I once used this to speed up text search by a few orders of magnitude in the days of MS-DOS. My search went from 30 seconds to scan 3 Megabytes to faster than disks could read it. (<3 seconds)
The IBM 1401 had instructions for reading a punch card, printing a line on the printer, and punching a card. It also had an instruction (Write, Read, and Punch) that did all 3 at once (this machine had no channels/DMA, so this was how you got overlap). I'm told that watching a program run was funny: the machine would sit silent, then all 3 peripherals would spring into action, and then there would be silence.
Picking up on the "three at once" theme, the 1-bit computer I built in the 1980's has an instruction that does three things.
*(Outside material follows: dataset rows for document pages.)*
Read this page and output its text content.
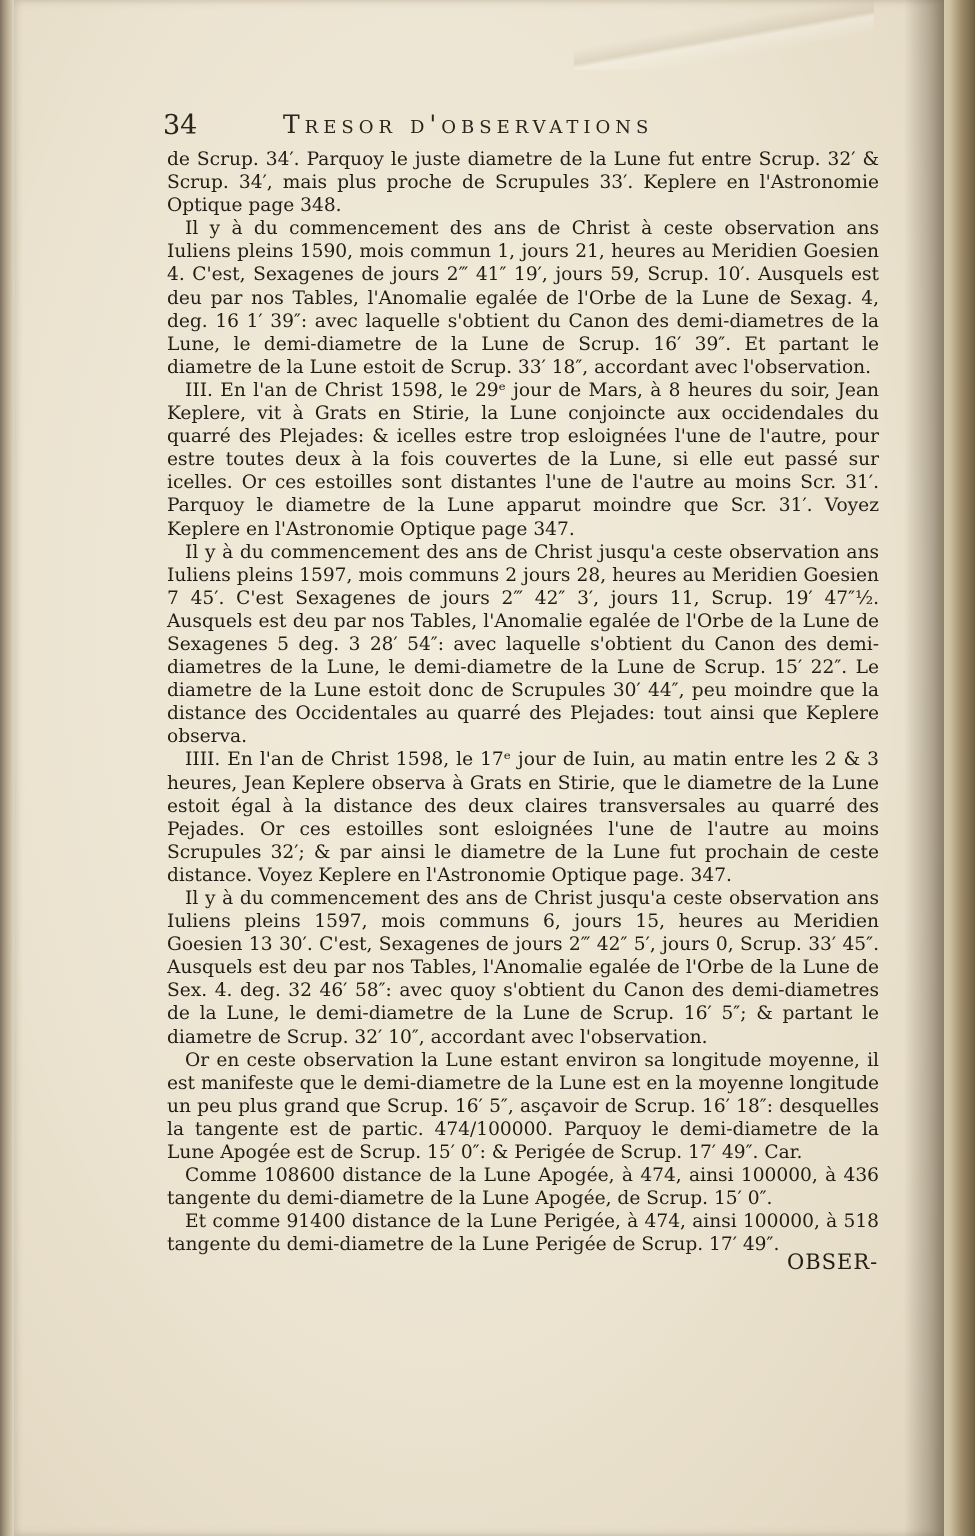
34	Tresor d'observations

de Scrup. 34′. Parquoy le juste diametre de la Lune fut entre Scrup. 32′ & Scrup. 34′, mais plus proche de Scrupules 33′. Keplere en l'Astronomie Optique page 348.

Il y à du commencement des ans de Christ à ceste observation ans Iuliens pleins 1590, mois commun 1, jours 21, heures au Meridien Goesien 4. C'est, Sexagenes de jours 2‴ 41″ 19′, jours 59, Scrup. 10′. Ausquels est deu par nos Tables, l'Anomalie egalée de l'Orbe de la Lune de Sexag. 4, deg. 16 1′ 39″: avec laquelle s'obtient du Canon des demi-diametres de la Lune, le demi-diametre de la Lune de Scrup. 16′ 39″. Et partant le diametre de la Lune estoit de Scrup. 33′ 18″, accordant avec l'observation.

III. En l'an de Christ 1598, le 29ᵉ jour de Mars, à 8 heures du soir, Jean Keplere, vit à Grats en Stirie, la Lune conjoincte aux occidendales du quarré des Plejades: & icelles estre trop esloignées l'une de l'autre, pour estre toutes deux à la fois couvertes de la Lune, si elle eut passé sur icelles. Or ces estoilles sont distantes l'une de l'autre au moins Scr. 31′. Parquoy le diametre de la Lune apparut moindre que Scr. 31′. Voyez Keplere en l'Astronomie Optique page 347.

Il y à du commencement des ans de Christ jusqu'a ceste observation ans Iuliens pleins 1597, mois communs 2 jours 28, heures au Meridien Goesien 7 45′. C'est Sexagenes de jours 2‴ 42″ 3′, jours 11, Scrup. 19′ 47″½. Ausquels est deu par nos Tables, l'Anomalie egalée de l'Orbe de la Lune de Sexagenes 5 deg. 3 28′ 54″: avec laquelle s'obtient du Canon des demi-diametres de la Lune, le demi-diametre de la Lune de Scrup. 15′ 22″. Le diametre de la Lune estoit donc de Scrupules 30′ 44″, peu moindre que la distance des Occidentales au quarré des Plejades: tout ainsi que Keplere observa.

IIII. En l'an de Christ 1598, le 17ᵉ jour de Iuin, au matin entre les 2 & 3 heures, Jean Keplere observa à Grats en Stirie, que le diametre de la Lune estoit égal à la distance des deux claires transversales au quarré des Pejades. Or ces estoilles sont esloignées l'une de l'autre au moins Scrupules 32′; & par ainsi le diametre de la Lune fut prochain de ceste distance. Voyez Keplere en l'Astronomie Optique page. 347.

Il y à du commencement des ans de Christ jusqu'a ceste observation ans Iuliens pleins 1597, mois communs 6, jours 15, heures au Meridien Goesien 13 30′. C'est, Sexagenes de jours 2‴ 42″ 5′, jours 0, Scrup. 33′ 45″. Ausquels est deu par nos Tables, l'Anomalie egalée de l'Orbe de la Lune de Sex. 4. deg. 32 46′ 58″: avec quoy s'obtient du Canon des demi-diametres de la Lune, le demi-diametre de la Lune de Scrup. 16′ 5″; & partant le diametre de Scrup. 32′ 10″, accordant avec l'observation.

Or en ceste observation la Lune estant environ sa longitude moyenne, il est manifeste que le demi-diametre de la Lune est en la moyenne longitude un peu plus grand que Scrup. 16′ 5″, asçavoir de Scrup. 16′ 18″: desquelles la tangente est de partic. 474/100000. Parquoy le demi-diametre de la Lune Apogée est de Scrup. 15′ 0″: & Perigée de Scrup. 17′ 49″. Car.

Comme 108600 distance de la Lune Apogée, à 474, ainsi 100000, à 436 tangente du demi-diametre de la Lune Apogée, de Scrup. 15′ 0″.

Et comme 91400 distance de la Lune Perigée, à 474, ainsi 100000, à 518 tangente du demi-diametre de la Lune Perigée de Scrup. 17′ 49″.

OBSER-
The computer only has one instruction, so I didn't bother to give the instruction a name. But it performs an input, an output and a 2-way branch. I hope this is weird enough to deserve mention in this thread. :)
The project was mentioned at least twice previously on HN:
Do nonexistent CPUs count? Redcode, used in the CoreWars programming game, has a SPL instruction which boils down to "branch both ways". You end up with two execution pointers taking turns. One keeps going as if the SPL is a nop. The other keeps going as if the SPL is an unconditional jump. Of course you're not limited to calling this just the once.
username related - read lots of stuff while doing nothing useful with it :)
other fun x86 ones:
CALL SP
will call whatever code has been pushed on the stack. Unlike PUSH SP, it works the same on 8086 and newer CPUs
RET -2 (16 bit; -4 or -8 for 32/64 bit)
return but leave address on stack
LAR
load access rights; doesn't trap to kernel, so you can use this in ring3 code to scan through segment selectors and find out which are accessible and what type they are. On any x64 Linux, you can switch between 32 and 64 bit modes via far call, and syscalls will work in both modes (though they use different numbers).